I have a friend moving out of town. I will miss her very much although I really haven't seen her much lately. She's the kind of friend you don't need to be seen with all the time. But when you need her, you need her. Because she's the only one who will just listen. We understand when the other needs to go "underground" for a bit. And each is like a vault to the other's secrets.
So while my day to day won't be affected so much, my heart will. I fear we will lose touch. I know we will exchange Christmas cards for a while but then, who knows. I can't feel our future just yet. But for now, I feel a lost spot.
I think there are friends like this that are part of the journey. Stepping stones along the path. But maybe not ones who come along. Those who appear to us as teachers for some short lesson. A guest lecturer of sorts. Mirrors in our lives so we know ourselves better as a result of seeing their perspective or watching them go through something. The lesson is learned and the knowledge is retained. But the teacher doesn't come along for the long haul.
There are others who are like the stones in your pocket. Those who provide comfort like a worry stone. The ones who weather the storms with you, see you go off the deep end, but wait for you to come back. No matter how long it takes. With some of these friends, there will be a tug of war. You might need them more than they need you. Or vice versa.

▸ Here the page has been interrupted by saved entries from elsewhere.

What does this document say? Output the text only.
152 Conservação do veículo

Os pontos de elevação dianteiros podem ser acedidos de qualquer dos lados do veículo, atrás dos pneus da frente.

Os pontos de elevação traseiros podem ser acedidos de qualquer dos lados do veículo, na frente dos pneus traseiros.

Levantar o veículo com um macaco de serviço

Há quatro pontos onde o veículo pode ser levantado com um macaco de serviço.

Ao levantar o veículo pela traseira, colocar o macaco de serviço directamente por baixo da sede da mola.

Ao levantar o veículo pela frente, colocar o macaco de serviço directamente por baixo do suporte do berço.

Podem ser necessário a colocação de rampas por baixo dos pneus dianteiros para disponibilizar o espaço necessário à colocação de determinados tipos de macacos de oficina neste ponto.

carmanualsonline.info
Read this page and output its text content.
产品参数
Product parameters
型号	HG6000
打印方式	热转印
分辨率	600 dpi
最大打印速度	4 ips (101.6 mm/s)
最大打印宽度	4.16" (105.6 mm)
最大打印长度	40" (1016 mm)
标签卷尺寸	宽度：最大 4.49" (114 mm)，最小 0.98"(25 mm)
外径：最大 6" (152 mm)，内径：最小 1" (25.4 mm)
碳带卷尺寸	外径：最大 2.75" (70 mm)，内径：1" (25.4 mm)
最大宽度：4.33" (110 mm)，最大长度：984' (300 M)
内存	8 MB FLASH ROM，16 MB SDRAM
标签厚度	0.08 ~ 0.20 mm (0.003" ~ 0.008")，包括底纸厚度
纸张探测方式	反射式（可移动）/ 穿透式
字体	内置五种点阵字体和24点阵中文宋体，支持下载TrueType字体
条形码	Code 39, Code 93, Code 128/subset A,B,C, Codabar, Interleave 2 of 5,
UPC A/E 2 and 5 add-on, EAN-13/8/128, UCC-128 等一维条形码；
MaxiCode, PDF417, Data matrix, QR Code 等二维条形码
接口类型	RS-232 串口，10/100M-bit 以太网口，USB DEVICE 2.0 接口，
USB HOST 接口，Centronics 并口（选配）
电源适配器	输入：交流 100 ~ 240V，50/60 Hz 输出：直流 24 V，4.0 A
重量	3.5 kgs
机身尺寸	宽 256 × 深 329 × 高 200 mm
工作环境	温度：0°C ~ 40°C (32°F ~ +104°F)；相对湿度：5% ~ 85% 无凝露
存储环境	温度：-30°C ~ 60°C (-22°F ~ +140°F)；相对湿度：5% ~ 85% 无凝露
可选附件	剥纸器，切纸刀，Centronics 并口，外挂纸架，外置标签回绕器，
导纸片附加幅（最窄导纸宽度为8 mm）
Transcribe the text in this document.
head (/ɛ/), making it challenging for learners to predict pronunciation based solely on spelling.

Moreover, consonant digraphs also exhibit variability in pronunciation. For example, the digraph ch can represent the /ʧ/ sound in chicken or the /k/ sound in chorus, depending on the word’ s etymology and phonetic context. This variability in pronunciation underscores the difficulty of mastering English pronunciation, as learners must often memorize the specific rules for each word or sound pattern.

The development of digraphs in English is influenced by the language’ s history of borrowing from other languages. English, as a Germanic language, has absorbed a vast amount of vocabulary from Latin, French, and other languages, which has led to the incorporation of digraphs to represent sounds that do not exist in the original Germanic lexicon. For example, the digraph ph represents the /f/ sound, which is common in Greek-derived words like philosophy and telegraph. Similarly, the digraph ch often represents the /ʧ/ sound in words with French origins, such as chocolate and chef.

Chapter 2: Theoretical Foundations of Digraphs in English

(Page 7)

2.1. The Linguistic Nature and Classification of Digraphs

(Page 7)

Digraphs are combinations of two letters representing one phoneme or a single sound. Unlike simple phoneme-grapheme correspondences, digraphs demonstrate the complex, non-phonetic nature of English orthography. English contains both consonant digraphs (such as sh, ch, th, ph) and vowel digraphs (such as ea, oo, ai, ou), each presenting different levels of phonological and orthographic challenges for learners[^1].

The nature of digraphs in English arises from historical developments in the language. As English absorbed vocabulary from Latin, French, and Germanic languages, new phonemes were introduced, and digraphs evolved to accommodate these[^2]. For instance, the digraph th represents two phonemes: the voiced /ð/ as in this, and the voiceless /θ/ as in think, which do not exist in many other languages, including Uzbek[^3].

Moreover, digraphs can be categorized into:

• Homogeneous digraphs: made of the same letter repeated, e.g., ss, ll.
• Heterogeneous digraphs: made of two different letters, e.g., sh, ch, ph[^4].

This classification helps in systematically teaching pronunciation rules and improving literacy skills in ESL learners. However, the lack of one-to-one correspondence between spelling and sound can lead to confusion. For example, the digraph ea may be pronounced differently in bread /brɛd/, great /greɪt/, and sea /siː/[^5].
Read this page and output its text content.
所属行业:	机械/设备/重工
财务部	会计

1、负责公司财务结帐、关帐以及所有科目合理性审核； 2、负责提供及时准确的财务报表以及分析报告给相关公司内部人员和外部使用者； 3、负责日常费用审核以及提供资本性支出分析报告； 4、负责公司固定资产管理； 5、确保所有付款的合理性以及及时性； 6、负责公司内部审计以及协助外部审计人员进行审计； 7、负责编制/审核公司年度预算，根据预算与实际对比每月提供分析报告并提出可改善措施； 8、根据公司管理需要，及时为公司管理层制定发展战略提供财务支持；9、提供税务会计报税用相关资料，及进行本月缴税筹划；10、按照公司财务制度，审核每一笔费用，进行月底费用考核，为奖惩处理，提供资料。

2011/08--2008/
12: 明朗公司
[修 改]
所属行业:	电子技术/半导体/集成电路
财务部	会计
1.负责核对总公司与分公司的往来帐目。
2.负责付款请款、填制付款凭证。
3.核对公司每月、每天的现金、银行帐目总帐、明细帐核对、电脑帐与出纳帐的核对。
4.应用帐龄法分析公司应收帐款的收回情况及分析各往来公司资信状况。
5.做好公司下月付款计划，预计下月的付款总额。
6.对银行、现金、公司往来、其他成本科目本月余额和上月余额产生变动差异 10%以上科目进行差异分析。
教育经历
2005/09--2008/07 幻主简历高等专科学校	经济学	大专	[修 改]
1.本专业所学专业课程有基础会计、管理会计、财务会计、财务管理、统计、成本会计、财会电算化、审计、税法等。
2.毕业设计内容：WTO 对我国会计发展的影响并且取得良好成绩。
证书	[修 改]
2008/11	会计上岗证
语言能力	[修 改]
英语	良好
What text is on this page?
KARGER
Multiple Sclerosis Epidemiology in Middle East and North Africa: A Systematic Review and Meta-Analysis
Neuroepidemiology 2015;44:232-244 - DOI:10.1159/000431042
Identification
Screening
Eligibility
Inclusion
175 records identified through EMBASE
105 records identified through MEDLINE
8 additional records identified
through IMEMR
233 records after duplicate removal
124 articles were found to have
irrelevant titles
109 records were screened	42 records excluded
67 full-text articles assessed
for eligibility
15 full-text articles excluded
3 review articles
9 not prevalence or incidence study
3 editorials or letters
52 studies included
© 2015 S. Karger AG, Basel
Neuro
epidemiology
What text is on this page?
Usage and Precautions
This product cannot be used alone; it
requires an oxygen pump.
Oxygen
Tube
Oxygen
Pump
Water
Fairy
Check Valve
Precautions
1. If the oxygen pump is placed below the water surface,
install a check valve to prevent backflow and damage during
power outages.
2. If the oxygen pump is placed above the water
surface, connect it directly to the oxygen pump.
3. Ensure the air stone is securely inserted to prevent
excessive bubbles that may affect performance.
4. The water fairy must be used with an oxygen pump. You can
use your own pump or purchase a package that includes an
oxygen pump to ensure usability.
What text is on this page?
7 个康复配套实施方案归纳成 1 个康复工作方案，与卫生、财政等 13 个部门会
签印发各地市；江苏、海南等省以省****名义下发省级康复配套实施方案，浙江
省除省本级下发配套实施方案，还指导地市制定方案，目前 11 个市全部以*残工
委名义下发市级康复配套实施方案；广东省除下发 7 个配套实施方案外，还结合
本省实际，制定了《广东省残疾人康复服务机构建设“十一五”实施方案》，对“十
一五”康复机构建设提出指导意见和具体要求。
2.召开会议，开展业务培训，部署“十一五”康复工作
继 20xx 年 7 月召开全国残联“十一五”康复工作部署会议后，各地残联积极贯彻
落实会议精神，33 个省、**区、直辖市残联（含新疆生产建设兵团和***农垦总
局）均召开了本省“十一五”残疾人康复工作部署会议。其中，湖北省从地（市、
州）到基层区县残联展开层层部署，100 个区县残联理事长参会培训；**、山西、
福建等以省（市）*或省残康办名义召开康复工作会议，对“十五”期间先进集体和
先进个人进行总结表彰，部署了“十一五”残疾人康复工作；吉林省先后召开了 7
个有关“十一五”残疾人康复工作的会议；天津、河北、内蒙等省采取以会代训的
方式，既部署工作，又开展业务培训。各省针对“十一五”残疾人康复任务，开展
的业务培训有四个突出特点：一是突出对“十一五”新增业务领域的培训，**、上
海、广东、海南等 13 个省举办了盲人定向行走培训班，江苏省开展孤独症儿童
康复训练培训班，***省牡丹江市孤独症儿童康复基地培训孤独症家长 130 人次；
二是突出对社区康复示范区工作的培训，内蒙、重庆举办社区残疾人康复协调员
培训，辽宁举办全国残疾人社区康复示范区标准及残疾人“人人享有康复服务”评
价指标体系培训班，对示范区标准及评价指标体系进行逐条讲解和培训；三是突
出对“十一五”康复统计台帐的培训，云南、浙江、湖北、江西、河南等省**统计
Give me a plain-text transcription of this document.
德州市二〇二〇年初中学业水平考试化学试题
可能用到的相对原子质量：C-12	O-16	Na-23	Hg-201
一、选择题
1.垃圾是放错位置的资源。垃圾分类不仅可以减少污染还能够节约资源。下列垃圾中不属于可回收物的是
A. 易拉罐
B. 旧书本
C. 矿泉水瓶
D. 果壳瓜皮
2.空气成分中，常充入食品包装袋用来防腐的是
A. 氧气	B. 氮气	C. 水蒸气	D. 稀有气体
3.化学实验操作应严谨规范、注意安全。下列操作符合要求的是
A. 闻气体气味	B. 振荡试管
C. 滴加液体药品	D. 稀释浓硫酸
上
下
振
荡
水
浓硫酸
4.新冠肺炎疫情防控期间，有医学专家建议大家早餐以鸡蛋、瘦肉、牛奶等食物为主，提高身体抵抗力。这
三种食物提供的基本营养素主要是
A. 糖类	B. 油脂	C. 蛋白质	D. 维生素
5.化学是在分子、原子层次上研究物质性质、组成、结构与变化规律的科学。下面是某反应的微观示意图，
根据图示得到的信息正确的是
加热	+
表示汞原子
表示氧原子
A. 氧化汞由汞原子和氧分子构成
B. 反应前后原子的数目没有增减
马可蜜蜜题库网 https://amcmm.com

Sometimes it's too much and you wish they hadn't created so much trouble. But they are always there as a different kind of teacher. And they may just save you from yourself. These are friends on a different wavelength. Maybe deeper, maybe just on a different frequency. They see you differently. You hear them differently. They become part of your soul.
And who knows, my departing friend may become one of these. I've been wrong before. But I love her for the lesson she taught me and send her off with hopes for a new path for herself. She deserves it.